Figure 5 shows a decision curve for a different marker, evaluated on a different set of patients. This demonstrates two points about decision curve analysis. First, the method can be used to evaluate the marginal value of a molecular marker, by estimating the net benefit of a statistical model including both standard predictors and the new marker with that of the standard predictors alone. Second, decision curve analysis can determine that a model is not of clinical value despite good accuracy. The AUC of the model including urokinase was excellent (0.751) and yet it clearly has minimal clinical value: in the critical range of threshold probabilities of 10 – 40%, net benefit is no higher than the strategy of biopsying all patients. This is no doubt related to the extremely high prevalence of prostate cancer in this data set (~65%).

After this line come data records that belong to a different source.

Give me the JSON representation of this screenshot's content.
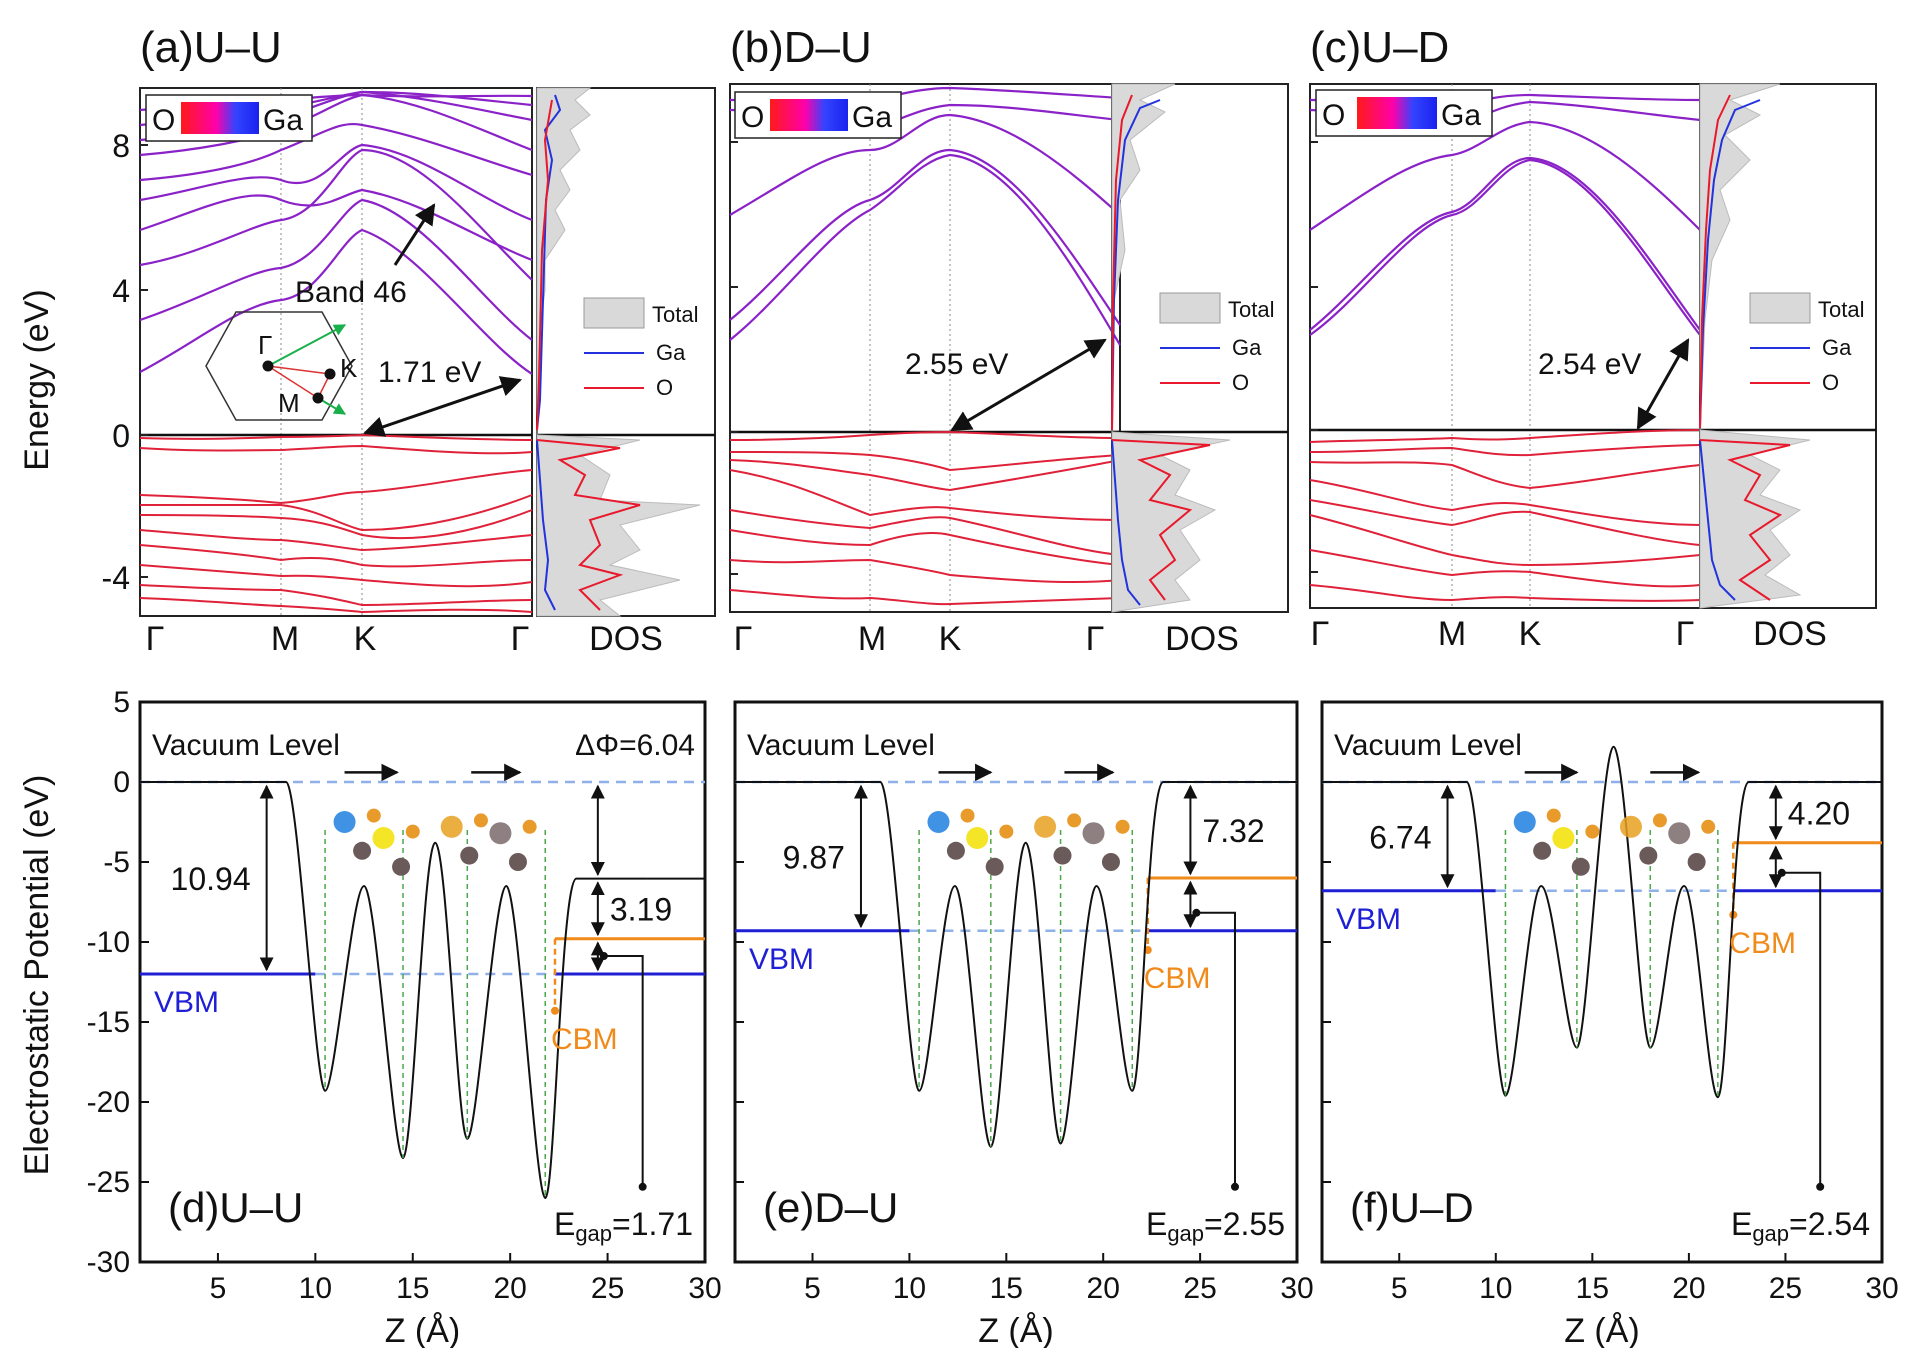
{
  "figure": {
    "y_axis_top": "Energy (eV)",
    "y_axis_bottom": "Electrostatic Potential (eV)",
    "x_axis_bottom": "Z (Å)",
    "dos_label": "DOS",
    "legend_total": "Total",
    "legend_ga": "Ga",
    "legend_o": "O",
    "colorbar_left": "O",
    "colorbar_right": "Ga",
    "vacuum_label": "Vacuum Level",
    "vbm_label": "VBM",
    "cbm_label": "CBM",
    "egap_prefix": "E",
    "egap_sub": "gap",
    "band46": "Band 46",
    "bz_gamma": "Γ",
    "bz_m": "M",
    "bz_k": "K"
  },
  "colors": {
    "vbm": "#1f1fd6",
    "cbm": "#f08a1a",
    "o": "#e8192c",
    "ga": "#2233dd",
    "band_cond": "#8a22c8",
    "band_val": "#e0213a",
    "dos_fill": "#d9d9d9"
  },
  "chart_data": [
    {
      "type": "line",
      "id": "a",
      "title": "(a)U–U",
      "ylabel": "Energy (eV)",
      "ylim": [
        -5,
        9.5
      ],
      "yticks": [
        -4,
        0,
        4,
        8
      ],
      "kpath": [
        "Γ",
        "M",
        "K",
        "Γ"
      ],
      "gap_label": "1.71 eV",
      "gap_eV": 1.71,
      "cond_band_min_eV": [
        1.71,
        3.3,
        4.4,
        6.0,
        6.4,
        7.0,
        7.6,
        8.0,
        8.6,
        9.0
      ],
      "val_band_max_eV": [
        0.0,
        -0.3,
        -1.5,
        -1.8,
        -2.2,
        -2.6,
        -3.0,
        -3.6,
        -4.0,
        -4.5
      ]
    },
    {
      "type": "line",
      "id": "b",
      "title": "(b)D–U",
      "ylabel": "",
      "ylim": [
        -5,
        9.5
      ],
      "yticks": [
        -4,
        0,
        4,
        8
      ],
      "kpath": [
        "Γ",
        "M",
        "K",
        "Γ"
      ],
      "gap_label": "2.55 eV",
      "gap_eV": 2.55,
      "cond_band_min_eV": [
        2.55,
        3.3,
        6.0,
        8.8,
        9.3
      ],
      "val_band_max_eV": [
        0.0,
        -0.4,
        -0.8,
        -1.2,
        -1.9,
        -2.4,
        -3.0,
        -3.6
      ]
    },
    {
      "type": "line",
      "id": "c",
      "title": "(c)U–D",
      "ylabel": "",
      "ylim": [
        -5,
        9.5
      ],
      "yticks": [
        -4,
        0,
        4,
        8
      ],
      "kpath": [
        "Γ",
        "M",
        "K",
        "Γ"
      ],
      "gap_label": "2.54 eV",
      "gap_eV": 2.54,
      "cond_band_min_eV": [
        2.54,
        2.9,
        6.0,
        8.8,
        9.3
      ],
      "val_band_max_eV": [
        0.0,
        -0.3,
        -0.6,
        -1.0,
        -1.5,
        -2.1,
        -2.7,
        -3.4
      ]
    },
    {
      "type": "line",
      "id": "d",
      "title": "(d)U–U",
      "xlabel": "Z (Å)",
      "ylabel": "Electrostatic Potential (eV)",
      "xlim": [
        1,
        30
      ],
      "ylim": [
        -30,
        5
      ],
      "xticks": [
        5,
        10,
        15,
        20,
        25,
        30
      ],
      "yticks": [
        5,
        0,
        -5,
        -10,
        -15,
        -20,
        -25,
        -30
      ],
      "vacuum_level": 0,
      "right_vacuum": -6.04,
      "vbm": -12.0,
      "cbm": -9.8,
      "delta_phi_label": "ΔΦ=6.04",
      "left_gap_label": "10.94",
      "right_label_top": "",
      "right_label_bottom": "3.19",
      "egap_value": "=1.71",
      "potential_minima": [
        [
          10.5,
          -19.3
        ],
        [
          14.5,
          -23.5
        ],
        [
          17.8,
          -22.3
        ],
        [
          21.8,
          -26.0
        ]
      ]
    },
    {
      "type": "line",
      "id": "e",
      "title": "(e)D–U",
      "xlabel": "Z (Å)",
      "ylabel": "",
      "xlim": [
        1,
        30
      ],
      "ylim": [
        -30,
        5
      ],
      "xticks": [
        5,
        10,
        15,
        20,
        25,
        30
      ],
      "yticks": [
        5,
        0,
        -5,
        -10,
        -15,
        -20,
        -25,
        -30
      ],
      "vacuum_level": 0,
      "right_vacuum": 0,
      "vbm": -9.3,
      "cbm": -6.0,
      "delta_phi_label": "",
      "left_gap_label": "9.87",
      "right_label_top": "7.32",
      "right_label_bottom": "",
      "egap_value": "=2.55",
      "potential_minima": [
        [
          10.5,
          -19.3
        ],
        [
          14.2,
          -22.8
        ],
        [
          17.8,
          -22.6
        ],
        [
          21.5,
          -19.3
        ]
      ]
    },
    {
      "type": "line",
      "id": "f",
      "title": "(f)U–D",
      "xlabel": "Z (Å)",
      "ylabel": "",
      "xlim": [
        1,
        30
      ],
      "ylim": [
        -30,
        5
      ],
      "xticks": [
        5,
        10,
        15,
        20,
        25,
        30
      ],
      "yticks": [
        5,
        0,
        -5,
        -10,
        -15,
        -20,
        -25,
        -30
      ],
      "vacuum_level": 0,
      "right_vacuum": 0,
      "vbm": -6.8,
      "cbm": -3.8,
      "delta_phi_label": "",
      "left_gap_label": "6.74",
      "right_label_top": "4.20",
      "right_label_bottom": "",
      "egap_value": "=2.54",
      "potential_minima": [
        [
          10.5,
          -19.6
        ],
        [
          14.2,
          -16.6
        ],
        [
          18.0,
          -16.6
        ],
        [
          21.5,
          -19.7
        ]
      ]
    }
  ]
}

The biostatistical literature has almost exclusively been concerned with methods for evaluating the accuracy of predictive models, diagnostic tests and molecular markers. While novel approaches assessing ROC curves, classification tables or calibration continue to proliferate, methods that incorporate clinical consequences are almost entirely absent from the literature. The clinical literature is similarly marked by a near exclusive focus on accuracy. We recently reviewed 129 molecular marker studies in cancer, and although we found that many studies did evaluate whether or not a marker was accurate, not a single study used decision analytic methods to determine whether the marker would improve clinical outcome (Vickers et al. 2008).
Accuracy metrics clearly have their place. In the early phases of research, assessment of accuracy can help determine whether a test, model or marker is sufficiently promising to warrant further testing, and can help refine techniques before a definitive study. As a trivial example, evidence of miscalibration might prompt an analyst to explore the use of non-linear terms or a Bayesian correction factor. Moreover, it would surely be overly pragmatic to claim that a decision-analytic approach is all that is required, and that evaluation of accuracy does not aid our understanding of a test, model or marker that we wish to bring to clinical practice.
Nonetheless, I have argued here that thinking only in terms of accuracy is limited. We need to know not only whether a diagnostic test, predictive model or molecular marker is accurate, but whether it is helpful clinically. As such, I would argue for increased attention to decision-analytic techniques in the methodologic and clinical literature. In particular, analysts should consider methods that can be based on general clinical estimates, but which can provide insight into the consequences of using a test, model or marker in the clinic. These methods involve only the most trivial of computations and are thus straightforward to implement in biostatistical practice.
Dr Vickers’ work on this research was funded by a P50-CA92629 SPORE from the National Cancer Institute.